Capture-then-Crop Pattern

The overlay closes before the screen is captured (with a 150ms delay). This ensures the overlay itself doesn't appear in the screenshot. The full screen is grabbed, then cropped to the selection region.

04

Drag-and-Drop Parity

In addition to capture buttons and hotkeys, files can be dragged directly onto the input bar. The onDrop handler reads files as base64 and creates the same attachment objects, so all input paths converge to one format.

05

Provider-Aware Routing

The per-message provider selector lets users pick vision-capable models (Claude, GPT-4o, Gemini) for image prompts while keeping a text-only model as default for regular conversations.

Reflections

What I learned

Point & Prompt started as a convenience feature and became one of Pokey's most-used capabilities. The insight is simple: the fastest way to give AI context is to show it, not describe it. A two-second screenshot replaces a two-paragraph description.

The hardest part wasn't the AI integration — it was the Electron plumbing.

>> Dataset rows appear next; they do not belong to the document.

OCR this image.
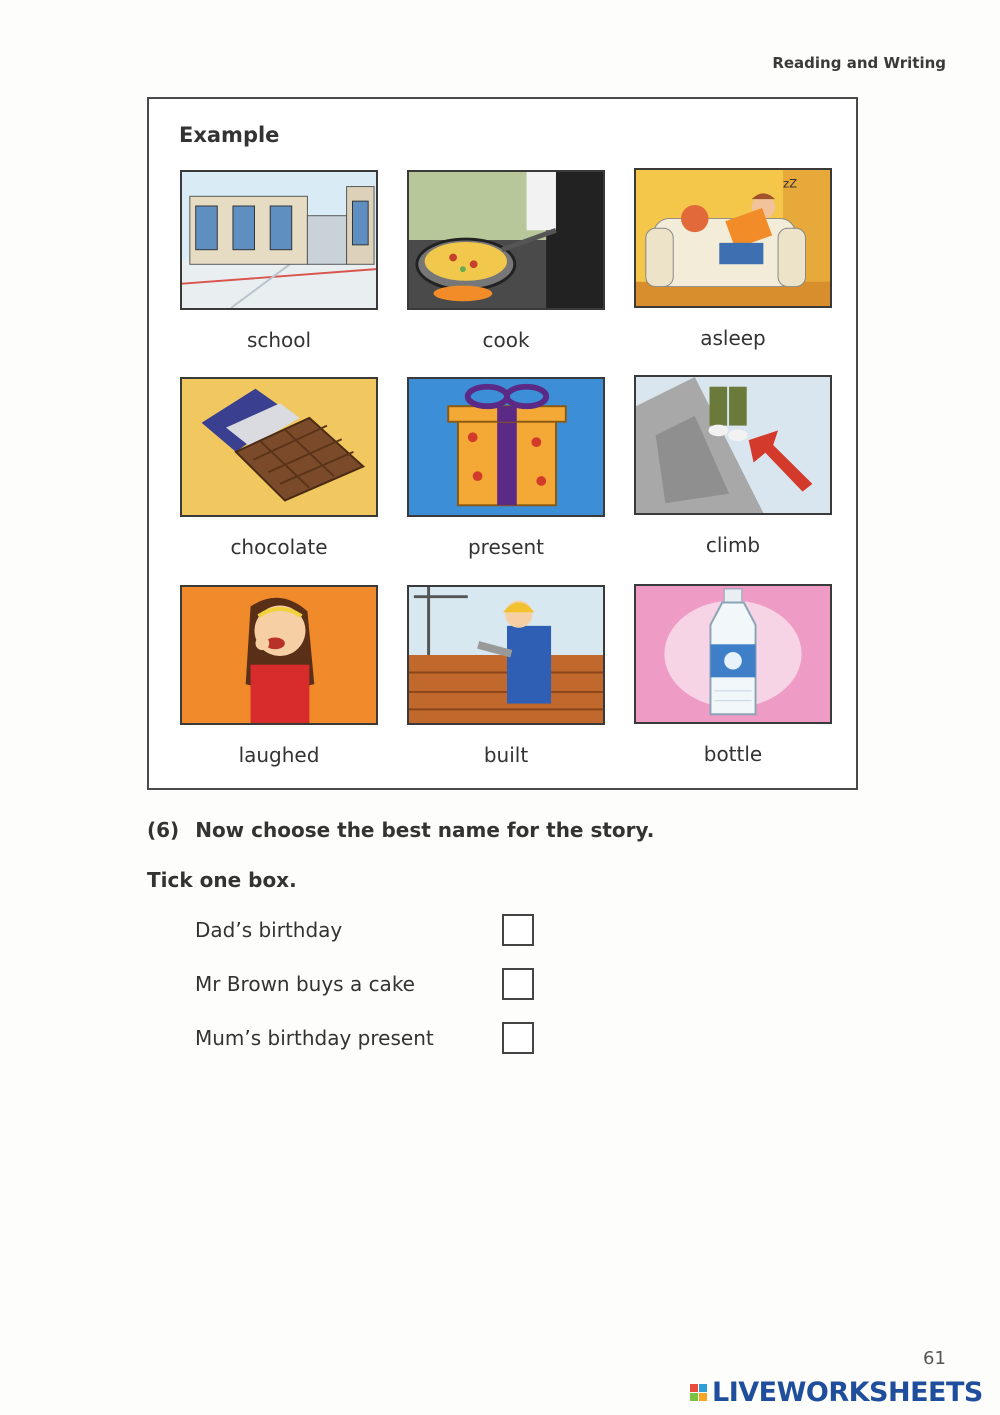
Reading and Writing
Example
school	cook
zZ
asleep
chocolate	present	climb
laughed	built	bottle
(6) Now choose the best name for the story.
Tick one box.
Dad’s birthday
Mr Brown buys a cake
Mum’s birthday present
61
LIVEWORKSHEETS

Cross-process IPC, transparent overlay windows, DPI scaling, and Windows 11 compatibility quirks consumed more design attention than the AI streaming itself. Desktop apps have a complexity floor that web apps don't.

The overlay snipping tool was inspired by the Windows Snipping Tool and macOS screenshot selection. Replicating that feel in Electron (canvas drawing, corner handles, dimension labels) required careful attention to native conventions. Users expect pixel-level precision from a capture tool — approximate is unacceptable.

The bigger picture

“Point & Prompt is half the story. Once the AI can see your screen, it can also gather structured information about what it sees — using the same card-based input system from our Structured Information Gathering research. Vision + structured input = AI that sees a layout bug, asks you targeted questions about the expected behavior, and generates a fix.”